Some people who can afford it (and many who cannot) will spend an amazing amount of money on their wedding because doing so creates a particularly strong cognitive dissonance dynamic that serves to reinforce the commitment. I’m NOT saying that these folks are more committed than those spending a lot less (you can’t believe how little my wife and I spent on our wedding). What I am saying is that some folks will feel acutely a need to create a binding commitment that lasts, and dissonance theory predicts that making a bigger deal, spending more, and having more guests, etc., will all add to the power of the dissonance force that is created.

Suppose you have the Smiths and the Jones. They are identical—virtual clones, of each other in all ways that matter, including desire to marry for life and anxiety about marriage for life working. And let’s assume that the anxiety is pretty strong for all four people involved because they all came from homes where they saw commitment not work out very well, up close and personal. (Refer back to research by Paul Amato and colleagues, and Sarah Whitton and I and colleagues, some posts back. )

The only difference: The Smiths pay $ 30,000.00 for their wedding and the Jones pay $ 3000.00 for theirs. What researchers like Rosenblatt predicted long ago (1977 is pretty long ago, right?) is that when times get a little tough, like they usually do, the Smiths will feel a stronger force of dissonance to keep to their committed path than will the Jones. The reason is simply that the Smiths more strongly built a dissonance that will add extra discomfort when tempted not to follow through. In their heads it sounds like this (if you could put it into words so easily): “I really made a big deal and a big investment out of committing to my partner, and in front of scads of people; I simply have to follow through. I must have really meant it!”

I’m suggesting that the escalation in what people are willing to spend on weddings may be a form of buying insurance for their marriages. (For some, obviously, it’s simply about a big, showy, expression of wealth, which is another matter altogether.)

Am I recommending this? Nope. I’d rather see people have reasonable wedding costs and better savings—or less debt—at the start of their marriages. I’d also much rather see people invest in things like learning about how to communicate, manage conflict, clarify expectations, and build and preserve friendship and commitment in marriage by doing things like attending a marriage/relationship education class. There’s more than money when it comes to ways to invest in your relationship.

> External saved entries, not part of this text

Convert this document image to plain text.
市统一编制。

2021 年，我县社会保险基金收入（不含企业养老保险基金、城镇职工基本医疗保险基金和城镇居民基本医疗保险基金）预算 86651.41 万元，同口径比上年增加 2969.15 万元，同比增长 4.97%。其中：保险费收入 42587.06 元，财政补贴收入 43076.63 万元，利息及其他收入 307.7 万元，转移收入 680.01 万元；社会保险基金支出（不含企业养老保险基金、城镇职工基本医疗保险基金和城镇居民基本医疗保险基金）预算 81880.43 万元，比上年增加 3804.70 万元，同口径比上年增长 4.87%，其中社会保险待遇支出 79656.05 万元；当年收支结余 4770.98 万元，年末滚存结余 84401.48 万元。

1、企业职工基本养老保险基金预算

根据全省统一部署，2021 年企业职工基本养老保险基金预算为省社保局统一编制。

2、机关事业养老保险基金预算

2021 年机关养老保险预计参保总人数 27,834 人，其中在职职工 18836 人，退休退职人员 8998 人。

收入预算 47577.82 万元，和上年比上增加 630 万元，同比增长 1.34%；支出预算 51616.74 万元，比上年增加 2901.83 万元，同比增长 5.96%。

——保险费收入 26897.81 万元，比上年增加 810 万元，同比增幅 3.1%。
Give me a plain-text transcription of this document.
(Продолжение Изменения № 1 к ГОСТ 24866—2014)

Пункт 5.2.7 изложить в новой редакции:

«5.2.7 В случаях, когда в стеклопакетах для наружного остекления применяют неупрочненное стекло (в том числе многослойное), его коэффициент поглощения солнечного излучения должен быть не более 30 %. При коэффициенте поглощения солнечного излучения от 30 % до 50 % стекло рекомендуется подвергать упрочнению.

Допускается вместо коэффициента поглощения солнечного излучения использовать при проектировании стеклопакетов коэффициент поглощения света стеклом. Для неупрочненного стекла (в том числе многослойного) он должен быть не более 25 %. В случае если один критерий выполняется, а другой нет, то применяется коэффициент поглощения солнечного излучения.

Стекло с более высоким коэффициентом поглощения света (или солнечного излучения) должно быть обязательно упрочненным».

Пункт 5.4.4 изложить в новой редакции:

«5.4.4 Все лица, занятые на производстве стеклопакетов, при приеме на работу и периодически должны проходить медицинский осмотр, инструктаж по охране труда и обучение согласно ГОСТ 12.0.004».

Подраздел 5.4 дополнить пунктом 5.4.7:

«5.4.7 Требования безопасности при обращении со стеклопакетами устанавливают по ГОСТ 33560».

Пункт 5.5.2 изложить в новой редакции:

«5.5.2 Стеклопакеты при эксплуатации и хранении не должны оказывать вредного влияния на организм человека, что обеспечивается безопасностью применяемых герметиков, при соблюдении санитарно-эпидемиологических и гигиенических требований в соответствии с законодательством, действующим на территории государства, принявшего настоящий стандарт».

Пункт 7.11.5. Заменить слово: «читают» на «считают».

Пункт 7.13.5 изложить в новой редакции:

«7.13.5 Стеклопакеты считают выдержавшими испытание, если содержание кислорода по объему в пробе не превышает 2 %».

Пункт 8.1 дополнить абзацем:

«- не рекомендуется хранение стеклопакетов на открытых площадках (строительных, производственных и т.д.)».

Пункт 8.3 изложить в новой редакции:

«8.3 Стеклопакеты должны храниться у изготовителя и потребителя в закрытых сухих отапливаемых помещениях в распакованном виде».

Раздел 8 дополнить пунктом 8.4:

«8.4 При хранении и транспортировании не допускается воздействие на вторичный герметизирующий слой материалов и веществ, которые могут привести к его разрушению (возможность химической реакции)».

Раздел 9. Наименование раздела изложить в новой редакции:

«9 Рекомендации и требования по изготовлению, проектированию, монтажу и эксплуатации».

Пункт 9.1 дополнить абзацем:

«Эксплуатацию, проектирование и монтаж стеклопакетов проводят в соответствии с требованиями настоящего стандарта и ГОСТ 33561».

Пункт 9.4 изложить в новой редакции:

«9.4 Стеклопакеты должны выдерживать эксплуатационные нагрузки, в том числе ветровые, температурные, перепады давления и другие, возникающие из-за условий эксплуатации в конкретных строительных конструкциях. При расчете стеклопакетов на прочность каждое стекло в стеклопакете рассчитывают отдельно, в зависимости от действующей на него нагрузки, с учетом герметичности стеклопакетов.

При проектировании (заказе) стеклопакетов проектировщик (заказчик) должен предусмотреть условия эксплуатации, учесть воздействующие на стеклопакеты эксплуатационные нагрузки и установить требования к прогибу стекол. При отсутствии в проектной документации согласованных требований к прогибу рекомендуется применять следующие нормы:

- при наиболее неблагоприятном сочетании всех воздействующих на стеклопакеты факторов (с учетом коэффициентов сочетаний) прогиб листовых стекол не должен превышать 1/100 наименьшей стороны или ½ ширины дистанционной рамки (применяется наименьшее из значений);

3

As a poignant side point: Researchers who study couples in poverty note an especially strong desire to have a formal wedding rather than merely go to the justice of the peace. The stated reasons are often about respecting marriage by respecting the wedding process. In this, I think there is a recognition of the positive role of ceremony in forming strong commitments. This makes particular sense for couples who tend to have very high respect for marriage but a lot of odds stacked against their marriages when it comes to making it in life. Here, the goal isn’t a lavish wedding but a solid, good enough, serious ceremony. That’s a nice goal.